錦織、東京五輪の酷暑警戒「お客さんが死んじゃうんじゃないかと思って心配」

スポーツ報知

◆テニス 全米オープン第2日(28日、米ニューヨーク)▽男子シングルス1回戦 錦織圭(日清食品)3(6―2、6―2、6―3)0M・マルテラー(ドイツ)

 【ニューヨーク28日=大和田佳世】男子シングルス世界ランク19位で第20シードの錦織圭(28)=日清食品=が初戦を突破した。同50位のマクシミリアン・マルテラー(23)=ドイツ=を一蹴。暑さで棄権者が相次ぐ事態に、同じく酷暑が予想される東京五輪に警鐘を鳴らした。

 錦織が2年ぶりの全米で力強いスタートを切った。第1セット第1ゲーム、4度目のチャンスでブレイクに成功すると、4ゲーム連取で一気に主導権を握った。伸びのあるフォアハンドに、鋭いコースで突き刺さるバックハンド。全仏16強の新鋭を振り回し、翻弄した。「久しぶりに感覚が戻ってきて振り切って打てていた。初めから自分がしたいプレーができた。ほぼ完璧」。暑さの残る夜のコートで、14年準優勝の肩書にふさわしい試合ぶりをみせた。

 この日は日中35度を超す猛暑に加えて湿度も高く高温注意報が発令され、異例の「エクストリーム・ヒート・ポリシー(酷暑対策)」実施が決定された。日陰を選び座る観客も汗が噴き出るほどで、男子で棄権した6人のうち5人が熱中症やけいれんを訴えた。熱中症で棄権したL・メイヤー(アルゼンチン)は「コート上で死ぬのはごめんだ。誰かが死なないと5セットマッチはなくならない」とバッサリ。N・ジョコビッチ(セルビア)は10分間の休憩中に対戦相手と隣のアイスバスで体を冷やし「1分弱だったけれど、とてもリフレッシュできた」と新ルールを歓迎した。
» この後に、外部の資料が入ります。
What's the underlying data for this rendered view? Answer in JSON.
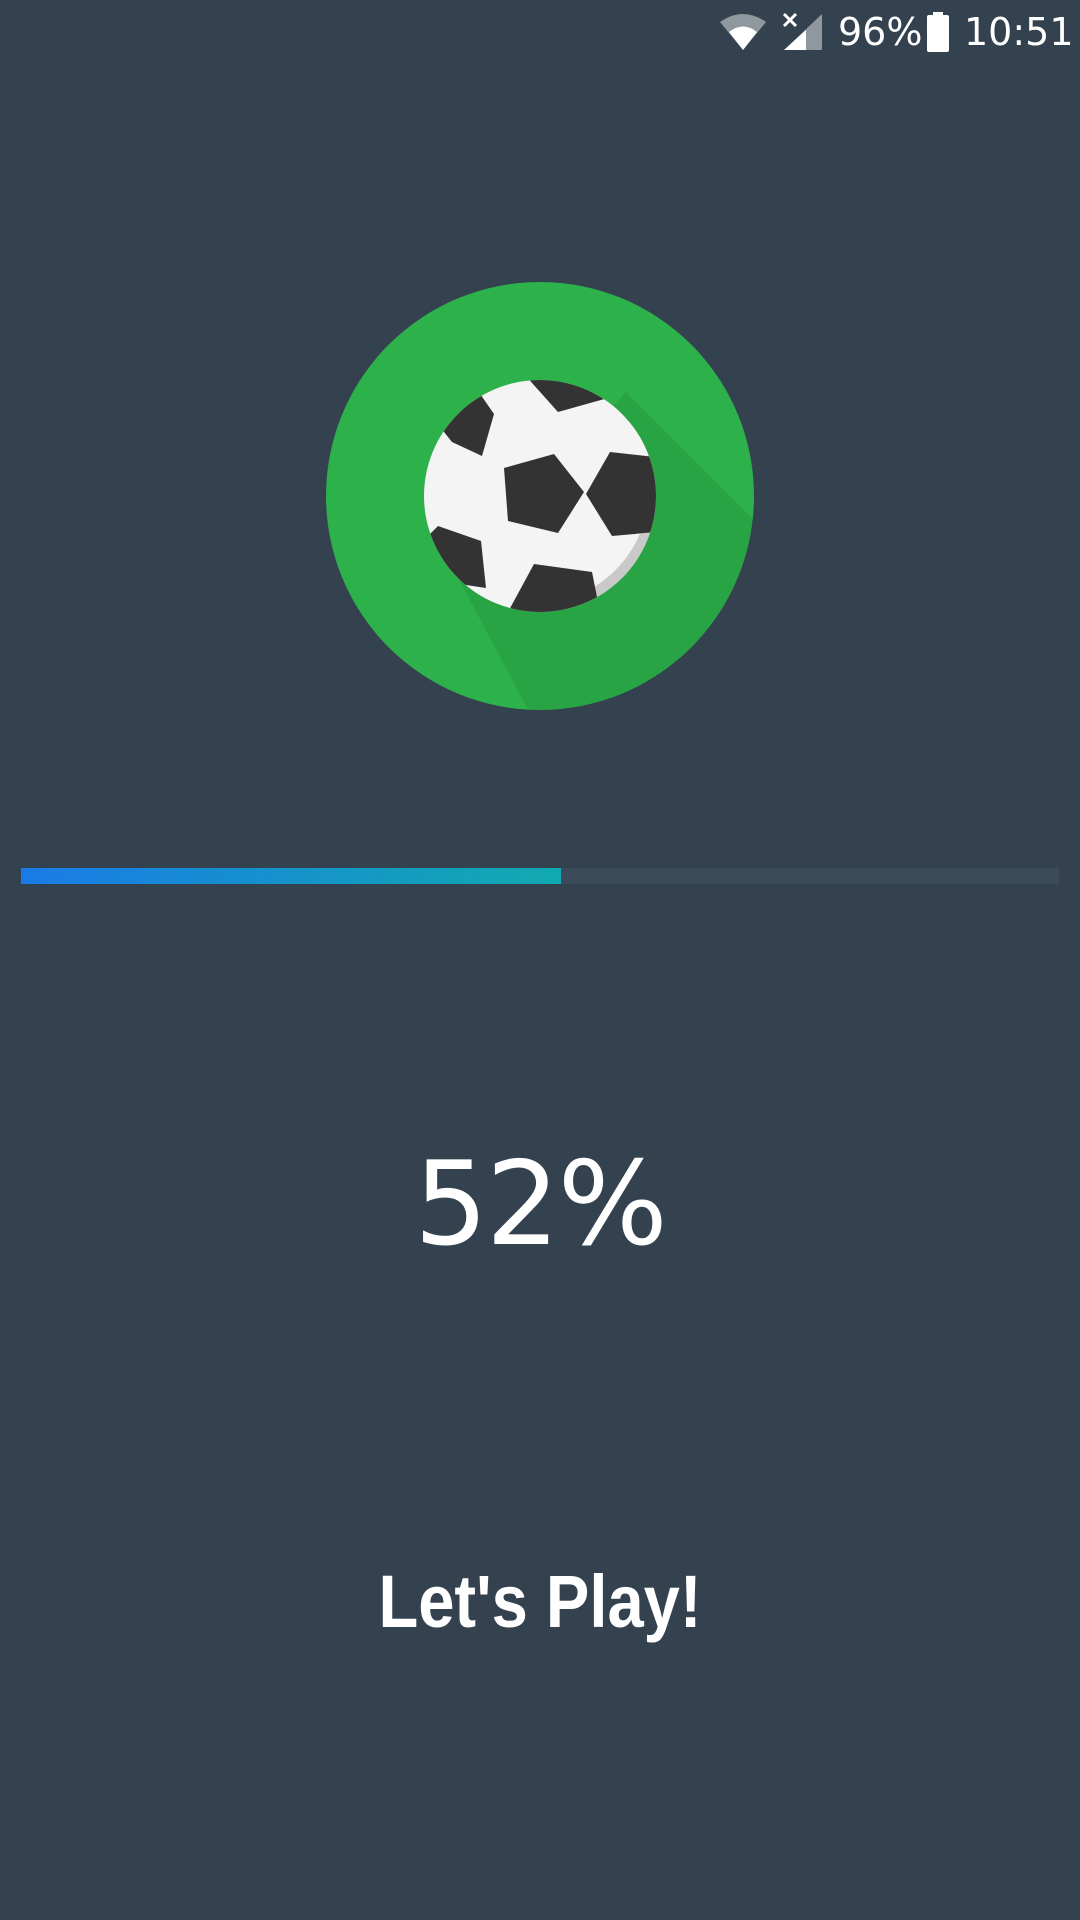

 錦織は日が陰った午後7時頃からの試合開始に「ラッキーだった」。1時間42分の完勝劇で体力消耗も避けられた。ただ、同じように蒸し暑さが予想される20年東京五輪について「楽しみに来ているお客さんが死んじゃうんじゃないかと思って心配。怖い。ずっと外で休みがないマラソンとかどうなるかなと思う」と懸念を示した。

 次戦は元6位のガエル・モンフィス(31)=フランス=と激突する。過去3勝1敗とリードはしているが2回戦にしては「正直、(対戦が)早いな」と本音が漏れた。ショット感覚やリターンの鋭さは戻りつつある。「長いラリーを好む選手なので、いつもとは違うプレーで攻略したい」。そう話す口調には、大会前にはなかった自信がにじんだ。

 ◆エクストリーム・ヒート・ポリシー 主催の全米協会が28日午後、男子の第3セット終了後に10分間の休憩を設けることを急きょ決定。〈1〉選手は必ずスタッフ同伴〈2〉コーチングは受けられない〈3〉どこで休んでもいいが、再開時刻までにコートへ戻る〈4〉休憩中にオフコートで治療を受けられない、の条件がついている。全豪でも同名称のルールがあり、気温、湿度など一定条件を超えると試合中断などの措置がとられる。女子はツアールールで第2セット終了後に10分の休憩がある。